The record is scratched, but I never tire of listening to it. Sometimes I put another record on the gramophone:

Tout est fini, plus de prom’nades

Plus de printemps, Swing Troubadour. .

The inn, like a bathyscaphe, comes aground in a sunken city. Atlantis? Drowned men glide along the Boulevard Haussmann.

. . Ton destin

Swing Troubadour. .

At Fouquet, they linger at their tables. Most of them have lost all semblance of humanity. One can almost see their entrails beneath their gaudy rags. In the waiting hall at Saint-Lazare, corpses drift in serried groups; I see a few escaping through the windows of commuter trains. On the Rue d’Amsterdam, the patrons streaming out of Le Monseigneur have a sickly green pallor but seem better preserved than the ones before. I continue my night rounds. Élysée-Montmartre. Magic City. Luna Park. Rialto-Dancing. Ten thousand, a hundred thousand drowned souls moving slowly, languidly, like the cast of a film projected in slow motion. Silence. Now and then they brush up against the bathyscaphe, their faces — glassy-eyed, open-mouthed — pressed against the porthole.

. . Swing Troubadour. .

I can never go back up to the surface. The air is growing thin, the lights in the bar begin to flicker, and I find myself back at Austerlitz station in summer. Everyone is leaving for the Southern Zone. They jostle each other to get to the ticket windows and board trains bound for Hendaye. They will cross the Spanish border. They will never be seen again. There are still one or two strolling along the station platforms but they too will fade any second now. Hold them back? I head west through Paris. Châtelet. Palais-Royal. Place de la Concorde. The sky is too blue, the leaves are much too delicate. The gardens along the Champs-Élysées look like a thermal spa.

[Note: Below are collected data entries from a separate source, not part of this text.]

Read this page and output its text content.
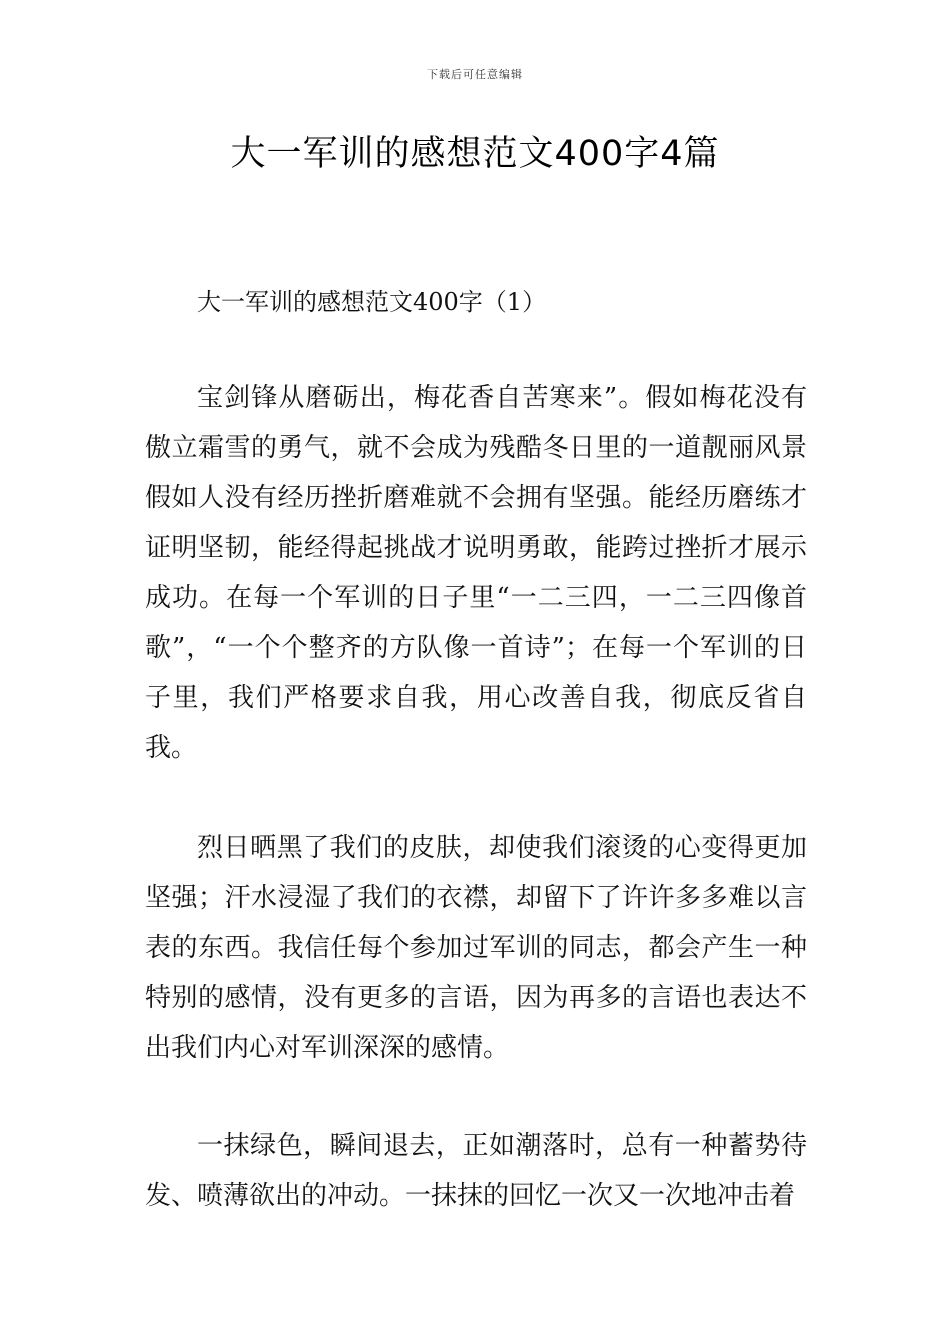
下载后可任意编辑
大一军训的感想范文400字4篇
大一军训的感想范文400字（1）

宝剑锋从磨砺出，梅花香自苦寒来”。假如梅花没有傲立霜雪的勇气，就不会成为残酷冬日里的一道靓丽风景假如人没有经历挫折磨难就不会拥有坚强。能经历磨练才证明坚韧，能经得起挑战才说明勇敢，能跨过挫折才展示成功。在每一个军训的日子里“一二三四，一二三四像首歌”，“一个个整齐的方队像一首诗”；在每一个军训的日子里，我们严格要求自我，用心改善自我，彻底反省自我。

烈日晒黑了我们的皮肤，却使我们滚烫的心变得更加坚强；汗水浸湿了我们的衣襟，却留下了许许多多难以言表的东西。我信任每个参加过军训的同志，都会产生一种特别的感情，没有更多的言语，因为再多的言语也表达不出我们内心对军训深深的感情。

一抹绿色，瞬间退去，正如潮落时，总有一种蓄势待发、喷薄欲出的冲动。一抹抹的回忆一次又一次地冲击着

Avenue Kléber. I turn left. Place Cimarosa. A peaceful square of the kind you only find in the 16th arrondissement. The bandstand is deserted now, the statue of Toussaint L’Ouverture is eaten away by greyish lichen. The house at 3 bis once belonged to Monsieur and Madame de Bel-Respiro. On 13 May, 1897, they held a masked ball on the theme of the Arabian Nights; Monsieur de Bel-Respiro’s son greeted guests dressed as a rajah. The young man died the next day in a fire at the Bazar de la Charité. Madame de Bel-Respiro loved music, especially Isidore Lara’s ‘Le Rondel de l’adieu’. Monsieur de Bel-Respiro liked to paint in his spare time. I feel the need to mention such details because everyone has forgotten them.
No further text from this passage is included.